DNA cloning is a basic tool which allows researchers to produce multiple copies of a specific section of a nucleic acid, typically a single gene or set of genes.
When this process is carried out, it usually involves the insertion of a gene into a plasmid—a circular piece of DNA found in the cytoplasm of bacterial cells which is regulated independently of the cell’s chromosomal DNA. When used in DNA cloning, the plasmid is also known as a vector.
The gene of interest is inserted into the plasmid by means of bacterial enzymes called restriction enzymes, which cut DNA at specific base pair locations. To do this,
the plasmid, gene fragment, and enzymes are all incubated together. The enzymes cut the DNA sections at specific locations, leaving a mixture of gene fragments and plasmids, each with compatible base pair sequences at their ends. This mixture is then incubated with a second enzyme called DNA ligase, which joins the fragments and plasmids together to form a new plasmid with the gene of interest inserted into it.
The resulting plasmid is called a recombinant DNA molecule, because it has DNA from two different sources recombined into a new single molecule.
The next step is inducing bacteria to take up the recombinant DNA molecules. Bacteria do this naturally via a process called transformation, which typically occurs between two bacterial cells which share plasmids (this is one way in which genes causing antibiotic resistance can be shared among bacterial cells in a population).
However, there is a problem with this procedure: some bacteria will take up the recombinant DNA, but others might take up non-recombinant DNA. How is it possible to determine which is which?
The key is using a plasmid vector which contains what is called a marker. Typically this is an antibiotic resistance gene. Then, the bacteria can be grown on medium which contains the antibiotic—only those bacteria which have taken up the recombinant plasmid will be able to grow on the medium.
Once the bacteria have been plated on medium containing the antibiotic, all the cells which grow will contain the selective marker. However, it is still necessary to identify a colony which actually contains the gene of interest.

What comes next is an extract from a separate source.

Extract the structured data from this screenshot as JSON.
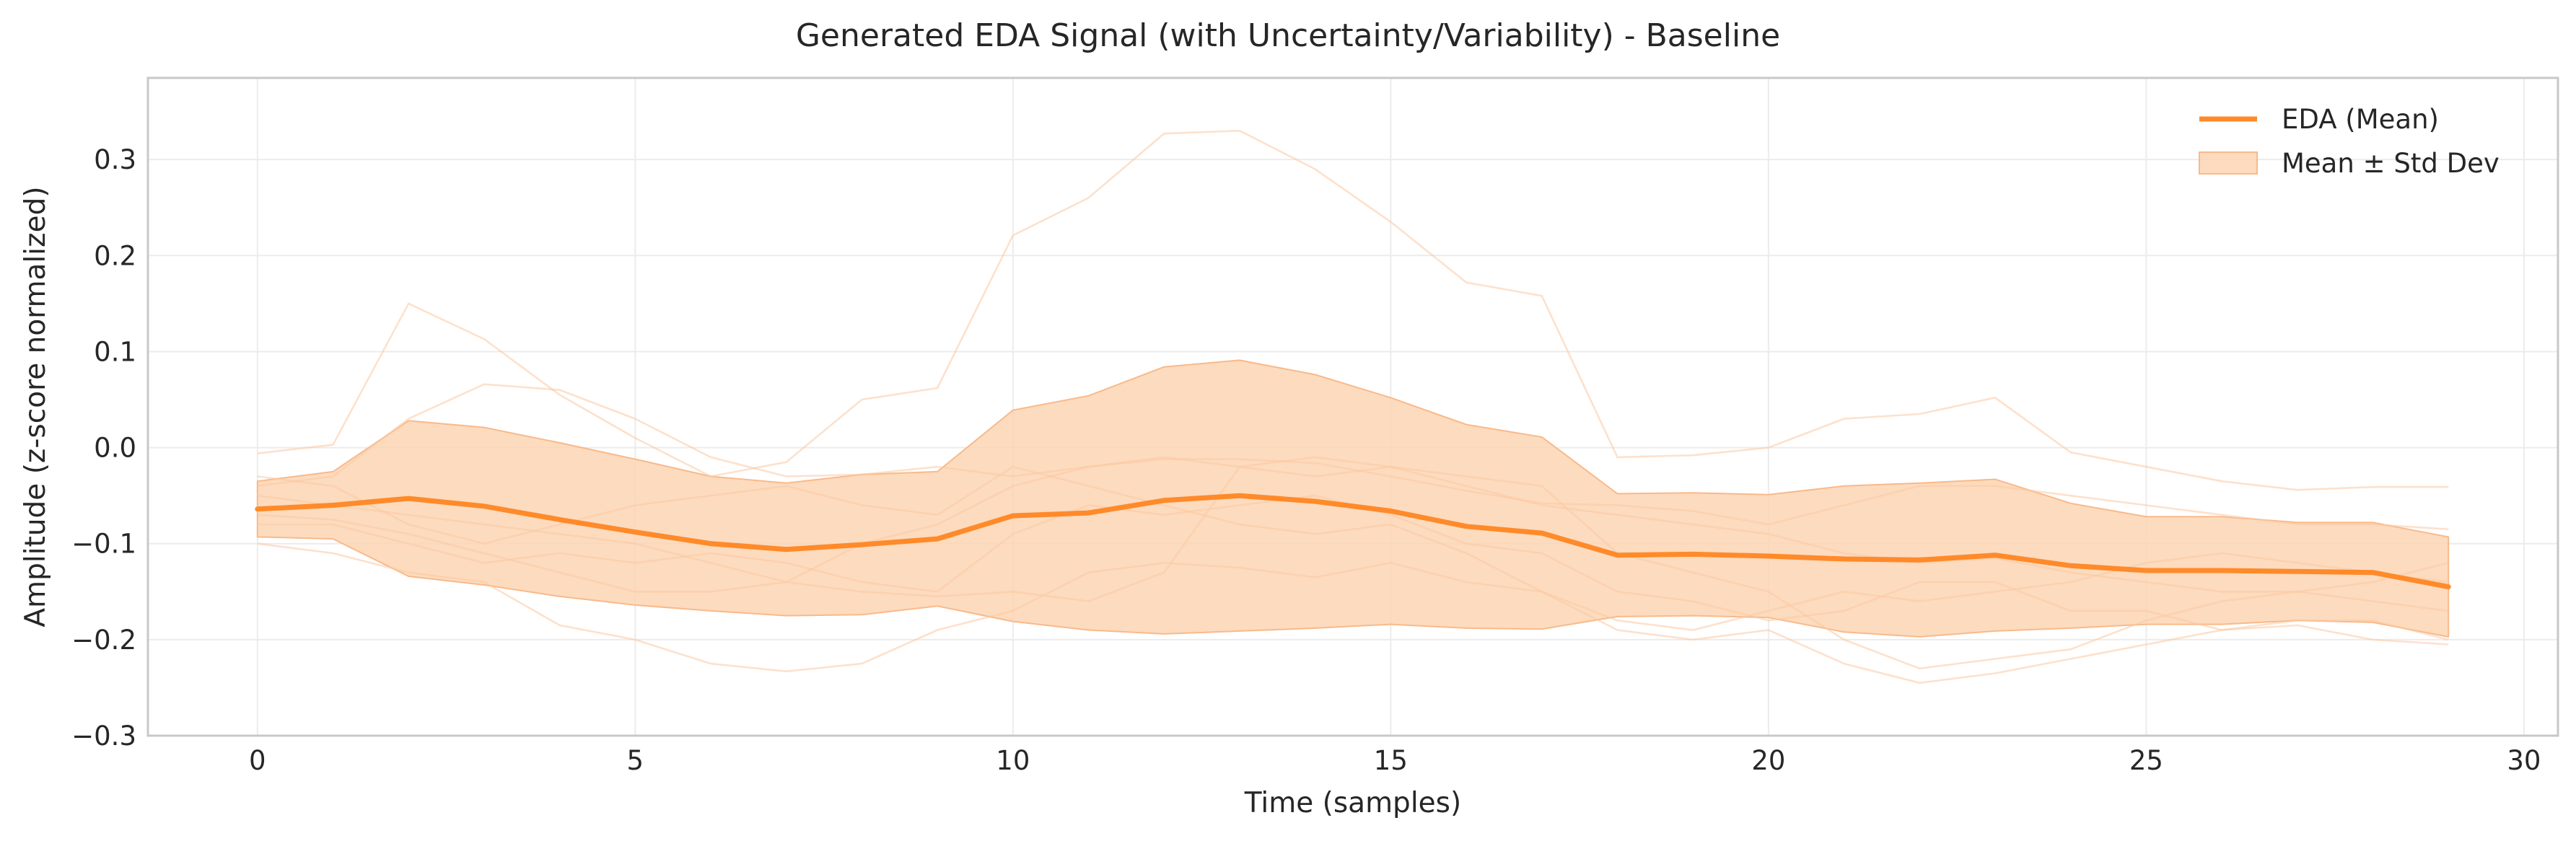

To do this, a technique called nucleic acid hybridization is often used. This technique works by base-pairing the gene of interest with a probe—a nucleic acid molecule which has base-pairs complementary to a sequence in the gene. The probe is a single-stranded DNA molecule which has a radioactive marker attached, to allow for identification.
When the probe and the gene
are allowed to mix, they are able to bind together, forming a double-stranded DNA molecule, which can be identified due to its radioactivity. Any bacterial colony containing DNA which binds to the probe, therefore, contains a copy of the gene of interest. The colony which contains the DNA is said to be a clone.